Achlorhydria is a situation characterized by the absence of hydrochloric acid (HCl) production by the stomach, increasing the local pH and leading to the appearance of symptoms that can be quite uncomfortable for the person, such as nausea, abdominal swelling, weakness and gastroesophageal reflux.
This situation can have several causes, however, it is more often associated with chronic infection by the bacterium Helicobacter pylori ( H. pylori ), but it can also happen as a consequence of the use of medications or autoimmune diseases. Due to the various causes of achlorhydria, treatment may vary according to the cause, and it is important that it be done according to the gastroenterologist’s recommendation so that there is an improvement in symptoms.
Causes of achlorhydria
Achlorhydria is most often caused by atrophy of the stomach, and is often related to autoimmune gastritis and chronic gastritis, and is also usually related to infection by the bacteria H. pylori . In addition, achlorhydria can be caused by autoimmune diseases, use of drugs to decrease stomach acidity and hypothyroidism, for example.
This situation is more common in people who are over 60 and have already undergone surgical procedures on the stomach.
The signs and symptoms of achlorhydria are related to the absence of hydrochloric acid and elevated stomach pH, and there may be:
- Abdominal discomfort and swelling;
- Diarrhea or constipation;
- Decreased absorption of nutrients such as calcium, folic acid, iron and vitamins C and D, with malnutrition possible;
- Hair loss;
- Weight loss.
In addition, as in achlorhydria the absence of intrinsic factor release by parietal stomach cells is common, it is also common for the person to develop pernicious anemia, which is a type of anemia characterized by vitamin B12 deficiency. This is because the intrinsic factor is also responsible for promoting the absorption of this vitamin in the body. Learn how to identify pernicious anemia.
Another type of anemia that people with achlorhydria can develop is iron deficiency anemia, also known as iron deficiency anemia, since hydrochloric acid also helps in the iron absorption process.
What is the difference between hypochlorhydria and achlorhydria?
Unlike achlorhydria, hypochlorhydria is characterized by decreased hydrochloric acid production.
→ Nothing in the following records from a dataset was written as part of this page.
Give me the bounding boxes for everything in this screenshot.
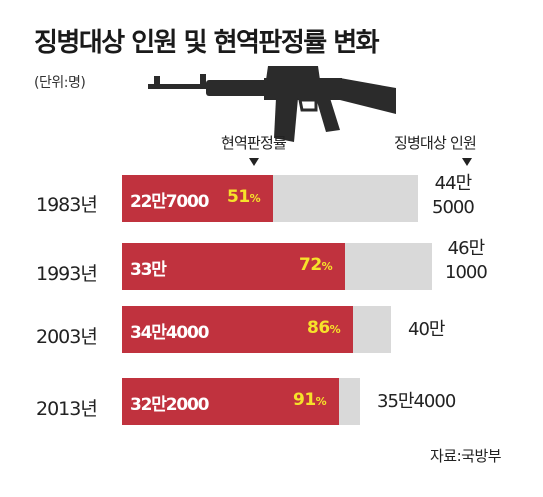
total-line: 46만 [447,238,485,259]
year-label: 2003년 [36,326,98,348]
total-line: 1000 [445,262,488,283]
year-label: 1983년 [36,194,98,216]
total-line: 40만 [408,319,445,340]
active-count-label: 33만 [130,260,167,280]
rate-pct-symbol: % [315,395,327,408]
total-line: 35만4000 [377,391,456,412]
total-label: 40만 [408,318,445,342]
legend-total-arrow [462,158,472,166]
rate-value: 51 [227,187,250,207]
year-label: 2013년 [36,398,98,420]
rate-pct-symbol: % [249,192,261,205]
active-count-label: 34만4000 [130,323,209,343]
total-line: 5000 [432,197,475,218]
total-label: 35만4000 [377,390,456,414]
rate-label: 72% [299,255,333,275]
rate-label: 86% [307,318,341,338]
active-count-label: 32만2000 [130,395,209,415]
unit-label: (단위:명) [34,75,86,91]
bar-active [122,243,345,290]
bar-active [122,175,273,222]
legend-rate-label: 현역판정률 [221,134,287,152]
rate-pct-symbol: % [329,323,341,336]
rate-label: 91% [293,390,327,410]
rate-label: 51% [227,187,261,207]
rate-value: 86 [307,318,330,338]
rate-pct-symbol: % [321,260,333,273]
active-count-label: 22만7000 [130,192,209,212]
legend-rate-arrow [249,158,259,166]
legend-total-label: 징병대상 인원 [394,134,477,152]
source-note: 자료:국방부 [430,447,502,465]
bar-active [122,378,339,425]
bar-active [122,306,353,353]
total-label: 46만 1000 [445,237,488,285]
rate-value: 72 [299,255,322,275]
rate-value: 91 [293,390,316,410]
total-label: 44만 5000 [432,172,475,220]
total-line: 44만 [434,173,472,194]
year-label: 1993년 [36,263,98,285]
chart-title: 징병대상 인원 및 현역판정률 변화 [34,28,380,58]
rifle-icon [148,66,396,142]
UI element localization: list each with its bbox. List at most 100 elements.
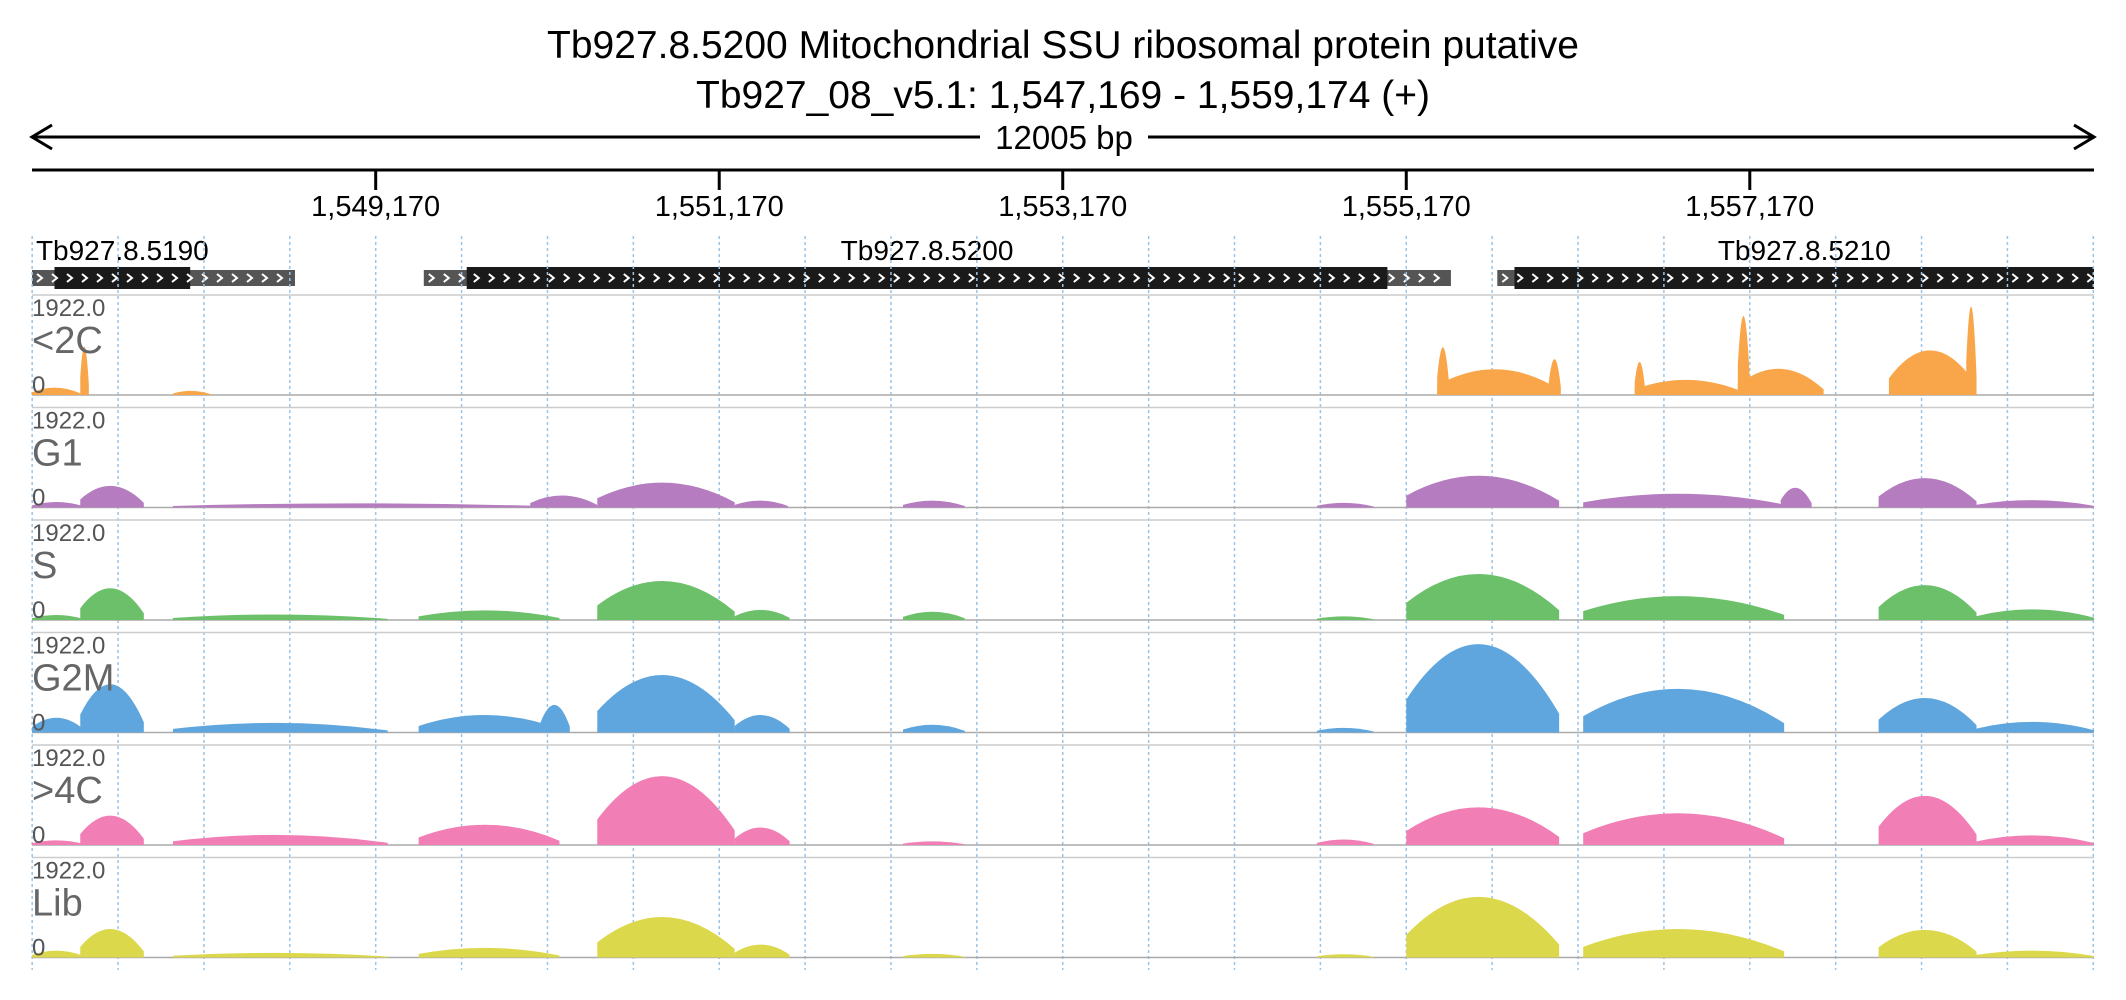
track-max-label: 1922.0 (32, 520, 105, 547)
coverage-area (1878, 478, 1977, 508)
coverage-area (1437, 369, 1560, 395)
track-name-label: G1 (32, 433, 83, 475)
coverage-area (80, 346, 89, 395)
strand-arrow-icon (1118, 273, 1126, 283)
strand-arrow-icon (81, 273, 89, 283)
tick-label: 1,555,170 (1342, 191, 1471, 223)
coverage-area (80, 684, 144, 733)
strand-arrow-icon (1163, 273, 1171, 283)
strand-arrow-icon (1373, 273, 1381, 283)
coverage-area (597, 917, 735, 958)
coverage-area (734, 609, 790, 620)
coverage-area (1878, 698, 1977, 733)
strand-arrow-icon (1028, 273, 1036, 283)
strand-arrow-icon (2071, 273, 2079, 283)
track-zero-label: 0 (32, 372, 45, 399)
coverage-area (80, 485, 144, 508)
coverage-area (1583, 596, 1785, 620)
track-zero-label: 0 (32, 710, 45, 737)
strand-arrow-icon (1313, 273, 1321, 283)
coverage-area (418, 610, 560, 620)
strand-arrow-icon (1546, 273, 1554, 283)
coverage-area (1406, 475, 1560, 508)
track-zero-label: 0 (32, 597, 45, 624)
span-arrow-left-icon (29, 123, 53, 151)
strand-arrow-icon (443, 273, 451, 283)
strand-arrow-icon (1516, 273, 1524, 283)
strand-arrow-icon (1088, 273, 1096, 283)
strand-arrow-icon (833, 273, 841, 283)
gene-label: Tb927.8.5210 (1718, 235, 1891, 266)
strand-arrow-icon (1711, 273, 1719, 283)
strand-arrow-icon (1328, 273, 1336, 283)
coverage-area (530, 495, 598, 508)
strand-arrow-icon (698, 273, 706, 283)
strand-arrow-icon (1696, 273, 1704, 283)
track-name-label: <2C (32, 320, 103, 362)
strand-arrow-icon (66, 273, 74, 283)
coverage-area (734, 827, 790, 845)
coverage-area (1634, 361, 1646, 395)
strand-arrow-icon (1636, 273, 1644, 283)
strand-arrow-icon (953, 273, 961, 283)
coverage-area (1583, 929, 1785, 958)
coverage-area (1548, 359, 1561, 395)
strand-arrow-icon (488, 273, 496, 283)
coverage-area (1976, 835, 2094, 845)
region-coordinates: Tb927_08_v5.1: 1,547,169 - 1,559,174 (+) (696, 74, 1430, 117)
strand-arrow-icon (1891, 273, 1899, 283)
strand-arrow-icon (1996, 273, 2004, 283)
track-name-label: G2M (32, 658, 114, 700)
coverage-area (80, 588, 144, 620)
track-max-label: 1922.0 (32, 745, 105, 772)
strand-arrow-icon (593, 273, 601, 283)
strand-arrow-icon (1906, 273, 1914, 283)
track-max-label: 1922.0 (32, 408, 105, 435)
strand-arrow-icon (1178, 273, 1186, 283)
strand-arrow-icon (1418, 273, 1426, 283)
coverage-area (1737, 368, 1824, 395)
tick-label: 1,551,170 (655, 191, 784, 223)
strand-arrow-icon (863, 273, 871, 283)
coverage-area (1406, 807, 1560, 845)
coverage-area (734, 715, 790, 733)
strand-arrow-icon (1726, 273, 1734, 283)
strand-arrow-icon (473, 273, 481, 283)
strand-arrow-icon (246, 273, 254, 283)
coverage-area (1888, 350, 1977, 395)
track-zero-label: 0 (32, 822, 45, 849)
strand-arrow-icon (261, 273, 269, 283)
strand-arrow-icon (1741, 273, 1749, 283)
coverage-area (1316, 839, 1374, 845)
track-max-label: 1922.0 (32, 633, 105, 660)
strand-arrow-icon (1133, 273, 1141, 283)
coverage-area (1966, 306, 1977, 395)
strand-arrow-icon (428, 273, 436, 283)
strand-arrow-icon (1681, 273, 1689, 283)
coverage-area (903, 500, 965, 508)
coverage-area (597, 776, 735, 845)
strand-arrow-icon (1921, 273, 1929, 283)
coverage-area (540, 704, 570, 733)
strand-arrow-icon (1238, 273, 1246, 283)
gene-cds-bar (466, 267, 1388, 289)
strand-arrow-icon (1846, 273, 1854, 283)
strand-arrow-icon (893, 273, 901, 283)
coverage-area (173, 614, 388, 620)
strand-arrow-icon (743, 273, 751, 283)
strand-arrow-icon (2011, 273, 2019, 283)
track-name-label: S (32, 545, 57, 587)
strand-arrow-icon (36, 273, 44, 283)
coverage-area (173, 722, 388, 733)
strand-arrow-icon (773, 273, 781, 283)
strand-arrow-icon (171, 273, 179, 283)
strand-arrow-icon (276, 273, 284, 283)
strand-arrow-icon (788, 273, 796, 283)
coverage-area (173, 503, 560, 508)
strand-arrow-icon (458, 273, 466, 283)
gene-label: Tb927.8.5200 (841, 235, 1014, 266)
track-max-label: 1922.0 (32, 858, 105, 885)
strand-arrow-icon (818, 273, 826, 283)
strand-arrow-icon (563, 273, 571, 283)
strand-arrow-icon (111, 273, 119, 283)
That is, the stomach cells are still capable of producing and secreting HCl in the stomach, however in smaller quantities, which also causes the pH of the stomach to increase and lead to the appearance of signs and symptoms that can be quite uncomfortable. Learn more about hypochlorhydria.
How the treatment is done
The treatment of achlorhydria varies according to the cause and, therefore, it is important that the person reports all the symptoms presented to the gastroenterologist or general practitioner and also performs all the requested tests, as it is possible for the doctor to indicate the most appropriate treatment. . However, depending on the cause, the treatment may not be able to completely restore the production of hydrochloric acid, but rather capable of slightly increasing the amount of secreted HCl, characterizing hypochlorhydria.
If achlorhydria is related to H. pylori infection, the use of antibiotics to treat the infection and avoid other infections that may occur more frequently in people with achlorhydria may be indicated. If it is caused by the use of medications, the doctor must evaluate the possibility of changing or suspending the medication.